Angeblich beruht die Handlung "zu achtzig Prozent" auf Braffs eigenen Erfahrungen und denen seines Freundeskreises in New Jersey. Offensichtlich sprießen im selbststilisierte Garden State gar wundersame Pflänzchen, denn kaum ist Large zu Hause angekommen, trifft er auf einige der schrägsten Vögel, die in letzter Zeit die Kinoleinwand geziert haben: Schulfreund Mark (Peter Sarsgaard), hauptberuflich Totengräber, nebenberuflich Grabräuber, oder Saufkumpan Jesse (Armando Riesco), der als Erfinder des lautlosen Klettverschlusses ein Vermögen gescheffelt hat, das er nun mit wilden Parties in seinem Herrenhaus verpraßt. Ein weiterer Mitschüler hat sich vom Kokser zum Bullen gemausert. Weniger gut meinte das Schicksal es mit jenem Ritter von der traurigen Gestalt, der in mittelalterlicher Rüstung in einem "Themenrestaurant" Burger serviert.

Nicht zu vergessen die flippige Sam (Natalie Portman), eine notorische Lügnerin, die Large im Wartezimmer seines Neurologen kennenlernt. Sie ist es, die ihn wieder fühlen lehrt. Doch so aberwitzig das Geschehen sich auch entwickelt, so albern manche der Gags geraten - ein Hund vergeht sich im besagten Wartezimmer an Larges Bein; Sam wedelt wie wild mit den Armen und gibt seltsame Pieplaute von sich, um etwas total Originelles zu tun -, im Kern bleibt der Film immer glaubwürdig.

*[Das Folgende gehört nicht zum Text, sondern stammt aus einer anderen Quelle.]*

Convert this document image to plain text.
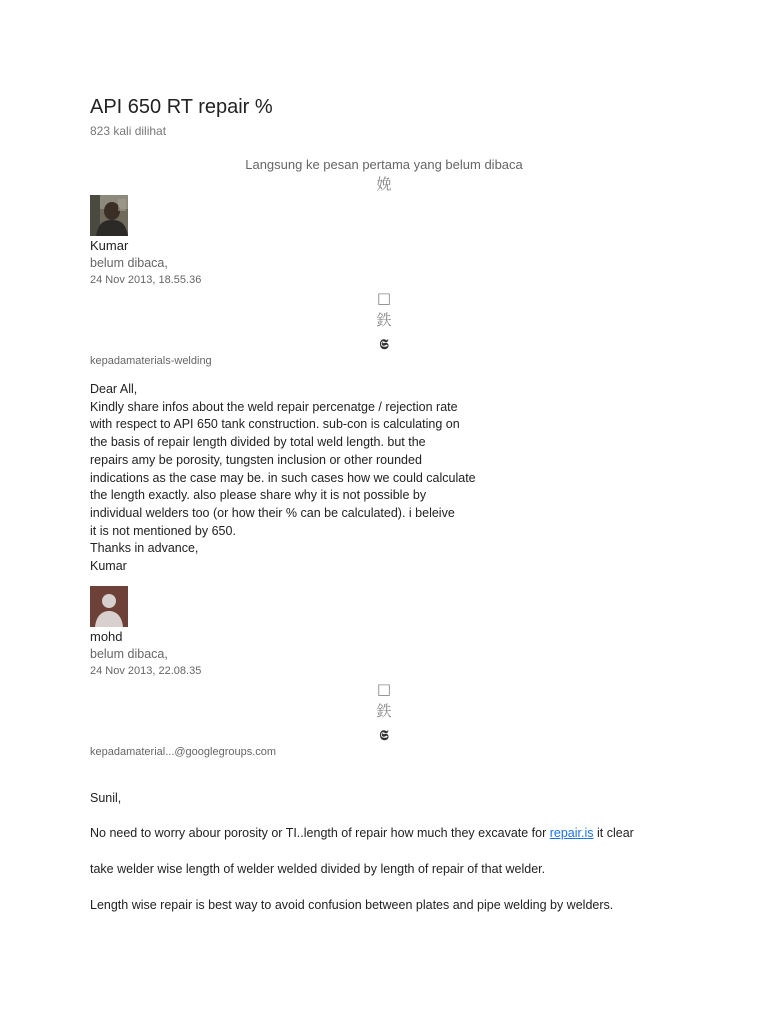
API 650 RT repair %
823 kali dilihat
Langsung ke pesan pertama yang belum dibaca
娩
Kumar
belum dibaca,
24 Nov 2013, 18.55.36
□
鉄
𝕾
kepadamaterials-welding
Dear All,
Kindly share infos about the weld repair percenatge / rejection rate
with respect to API 650 tank construction. sub-con is calculating on
the basis of repair length divided by total weld length. but the
repairs amy be porosity, tungsten inclusion or other rounded
indications as the case may be. in such cases how we could calculate
the length exactly. also please share why it is not possible by
individual welders too (or how their % can be calculated). i beleive
it is not mentioned by 650.
Thanks in advance,
Kumar
mohd
belum dibaca,
24 Nov 2013, 22.08.35
□
鉄
𝕾
kepadamaterial...@googlegroups.com
Sunil,
No need to worry abour porosity or TI..length of repair how much they excavate for repair.is it clear
take welder wise length of welder welded divided by length of repair of that welder.
Length wise repair is best way to avoid confusion between plates and pipe welding by welders.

Mag sein, daß Braff nicht der talentierteste Schauspieler seiner Generation ist: Auf jeden Fall hat er ein Ohr für Dialoge und ein sicheres Gespür für eine zurückhaltende Regieführung, die den Darstellern die Freiheit läßt, ihre Rollen mit Leben auszufüllen. Schade nur, daß Ian Holm kaum Gelegenheit bekommt, sein Können unter Beweis zu stellen, hätte die Vater-Sohn-Beziehung doch Dreh- und Angelpunkt der Geschichte sein müssen. Vor allem Peter Sarsgaard legt eine glänzende Darbietung hin, während Natalie Portman als überdrehte Exzentrikerin mit der Zeit doch ein wenig nervt.

Lediglich am Ende läßt Braff die Fäden eines ansonsten solide gesponnenen Handlung aus der Hand gleiten und sich zu allzu rührseliger Sentimentalität hinreißen. Solche kleinen Mängel verzeiht man dieser liebenswerten und streckenweise äußerst amüsanten Komödie jedoch gerne.